FYI: During testing, I noticed a couple invalid/unexpected string inputs can cause lexer::tokenize() to panic (i.e. crash the process vs returning Err(LexerError) result). I believe the input string slice is (valid UTF8), but definitely not (valid RTF). There may be other/similar occurrences of this, but I've posted a couple simplified examples below if you're interested in fixing it.

I should be able to work around this myself by sanitizing|validating the string input before calling into rtf_parser, but if it were addressed in the library itself: that would be great.

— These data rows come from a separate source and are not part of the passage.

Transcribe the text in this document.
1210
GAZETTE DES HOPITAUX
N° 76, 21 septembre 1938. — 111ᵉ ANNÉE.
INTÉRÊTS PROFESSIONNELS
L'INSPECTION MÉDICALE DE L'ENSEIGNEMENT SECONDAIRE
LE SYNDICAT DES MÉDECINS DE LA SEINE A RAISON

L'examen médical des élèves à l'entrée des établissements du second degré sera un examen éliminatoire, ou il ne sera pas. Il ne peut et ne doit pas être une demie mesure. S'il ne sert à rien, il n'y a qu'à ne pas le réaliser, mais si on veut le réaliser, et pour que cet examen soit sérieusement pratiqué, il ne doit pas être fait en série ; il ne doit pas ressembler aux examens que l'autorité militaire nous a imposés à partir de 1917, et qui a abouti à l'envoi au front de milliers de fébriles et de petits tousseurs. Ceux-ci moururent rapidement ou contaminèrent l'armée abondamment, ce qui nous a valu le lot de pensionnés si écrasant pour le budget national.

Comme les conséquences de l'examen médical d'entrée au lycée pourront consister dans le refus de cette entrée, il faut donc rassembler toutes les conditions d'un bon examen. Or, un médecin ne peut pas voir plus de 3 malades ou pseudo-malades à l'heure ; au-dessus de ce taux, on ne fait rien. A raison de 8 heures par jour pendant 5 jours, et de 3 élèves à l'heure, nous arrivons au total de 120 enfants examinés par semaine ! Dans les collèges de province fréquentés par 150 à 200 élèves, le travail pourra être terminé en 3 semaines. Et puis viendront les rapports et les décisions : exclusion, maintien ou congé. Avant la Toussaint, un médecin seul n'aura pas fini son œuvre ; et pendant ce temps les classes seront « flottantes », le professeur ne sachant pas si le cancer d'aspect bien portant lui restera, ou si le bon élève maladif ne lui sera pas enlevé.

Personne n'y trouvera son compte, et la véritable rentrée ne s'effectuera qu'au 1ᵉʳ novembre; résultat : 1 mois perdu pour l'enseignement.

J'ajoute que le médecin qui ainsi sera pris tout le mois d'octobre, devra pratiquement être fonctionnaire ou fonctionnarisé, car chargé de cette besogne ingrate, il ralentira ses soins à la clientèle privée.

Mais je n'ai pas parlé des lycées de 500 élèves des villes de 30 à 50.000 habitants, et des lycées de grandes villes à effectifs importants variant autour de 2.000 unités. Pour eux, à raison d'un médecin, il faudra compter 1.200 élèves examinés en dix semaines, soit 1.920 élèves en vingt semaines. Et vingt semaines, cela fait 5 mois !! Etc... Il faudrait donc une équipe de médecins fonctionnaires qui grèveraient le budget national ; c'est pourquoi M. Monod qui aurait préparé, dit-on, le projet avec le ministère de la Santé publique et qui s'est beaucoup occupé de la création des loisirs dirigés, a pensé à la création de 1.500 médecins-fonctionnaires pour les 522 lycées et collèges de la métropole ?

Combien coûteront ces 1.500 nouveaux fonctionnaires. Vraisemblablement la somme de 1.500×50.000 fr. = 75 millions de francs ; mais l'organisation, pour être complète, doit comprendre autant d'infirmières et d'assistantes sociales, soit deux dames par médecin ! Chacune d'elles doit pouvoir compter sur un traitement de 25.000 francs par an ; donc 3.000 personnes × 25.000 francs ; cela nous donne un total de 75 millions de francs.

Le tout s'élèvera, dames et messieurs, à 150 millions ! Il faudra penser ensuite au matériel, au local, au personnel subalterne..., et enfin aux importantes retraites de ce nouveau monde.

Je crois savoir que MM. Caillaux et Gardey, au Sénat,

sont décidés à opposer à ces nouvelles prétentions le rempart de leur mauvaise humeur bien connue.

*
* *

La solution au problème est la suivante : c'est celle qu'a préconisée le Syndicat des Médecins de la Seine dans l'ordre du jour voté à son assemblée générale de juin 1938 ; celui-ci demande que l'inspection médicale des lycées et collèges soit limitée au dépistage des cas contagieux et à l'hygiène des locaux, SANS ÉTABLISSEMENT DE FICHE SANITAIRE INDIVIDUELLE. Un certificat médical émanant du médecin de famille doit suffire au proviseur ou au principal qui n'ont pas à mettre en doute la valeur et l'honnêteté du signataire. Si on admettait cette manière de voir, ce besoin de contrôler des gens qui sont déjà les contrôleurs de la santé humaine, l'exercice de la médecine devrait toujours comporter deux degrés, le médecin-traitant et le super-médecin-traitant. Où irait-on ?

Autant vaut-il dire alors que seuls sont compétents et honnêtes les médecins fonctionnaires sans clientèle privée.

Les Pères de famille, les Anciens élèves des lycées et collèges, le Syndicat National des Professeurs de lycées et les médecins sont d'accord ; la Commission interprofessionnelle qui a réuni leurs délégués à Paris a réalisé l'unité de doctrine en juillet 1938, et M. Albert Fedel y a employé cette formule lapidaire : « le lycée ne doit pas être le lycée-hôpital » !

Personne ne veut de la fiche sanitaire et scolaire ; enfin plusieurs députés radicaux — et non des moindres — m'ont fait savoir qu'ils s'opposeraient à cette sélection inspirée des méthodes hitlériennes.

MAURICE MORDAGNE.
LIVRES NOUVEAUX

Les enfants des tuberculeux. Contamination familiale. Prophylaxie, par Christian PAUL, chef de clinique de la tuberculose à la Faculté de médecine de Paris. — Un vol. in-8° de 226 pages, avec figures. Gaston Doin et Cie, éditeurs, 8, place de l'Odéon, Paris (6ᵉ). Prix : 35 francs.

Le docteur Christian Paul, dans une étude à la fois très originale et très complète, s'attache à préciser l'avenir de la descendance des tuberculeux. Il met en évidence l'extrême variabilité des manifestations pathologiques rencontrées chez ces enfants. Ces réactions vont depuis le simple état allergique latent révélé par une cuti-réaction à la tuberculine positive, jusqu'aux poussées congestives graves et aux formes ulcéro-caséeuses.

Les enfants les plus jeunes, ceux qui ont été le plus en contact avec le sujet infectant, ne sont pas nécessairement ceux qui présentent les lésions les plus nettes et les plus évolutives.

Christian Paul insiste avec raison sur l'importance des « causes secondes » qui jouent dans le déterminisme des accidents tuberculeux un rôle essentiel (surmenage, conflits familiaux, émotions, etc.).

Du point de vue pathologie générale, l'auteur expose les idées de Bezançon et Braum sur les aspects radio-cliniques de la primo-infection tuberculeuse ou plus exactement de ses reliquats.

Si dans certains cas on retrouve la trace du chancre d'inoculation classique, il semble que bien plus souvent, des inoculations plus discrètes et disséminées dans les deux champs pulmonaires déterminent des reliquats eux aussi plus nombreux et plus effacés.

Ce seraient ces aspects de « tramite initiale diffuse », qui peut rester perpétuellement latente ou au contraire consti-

Here is the first example:

    #[test]
    fn rtf_lexer___scan_randombytes___panics() {
        let bytes = [92u8, 97, 194, 160, 125];
        let utf8_string = String::from_utf8_lossy(&bytes).to_string();

        let tokens = Lexer::scan(utf8_string.as_str());
    }
...

byte index 3 is not a char boundary; it is inside '\u{a0}' (bytes 2..4) of `\a `
thread 'text_extractors::rtf_text_extractor::tests::rtf_lexer___scan_randombytes___panics' panicked at /Users/jhoward/.cargo/registry/src/index.crates.io-1949cf8c6b5b557f/rtf-parser-0.4.2/src/utils.rs:28:26:

Here is another example that panics in a different location:

    #[test]
    fn rtf_lexer___scan_more_randombytes___panics() {
        let bytes = [92u8, 39, 0, 10, 0];
        let utf8_string = String::from_utf8_lossy(&bytes).to_string();

        let tokens = Lexer::scan(utf8_string.as_str());
    }
...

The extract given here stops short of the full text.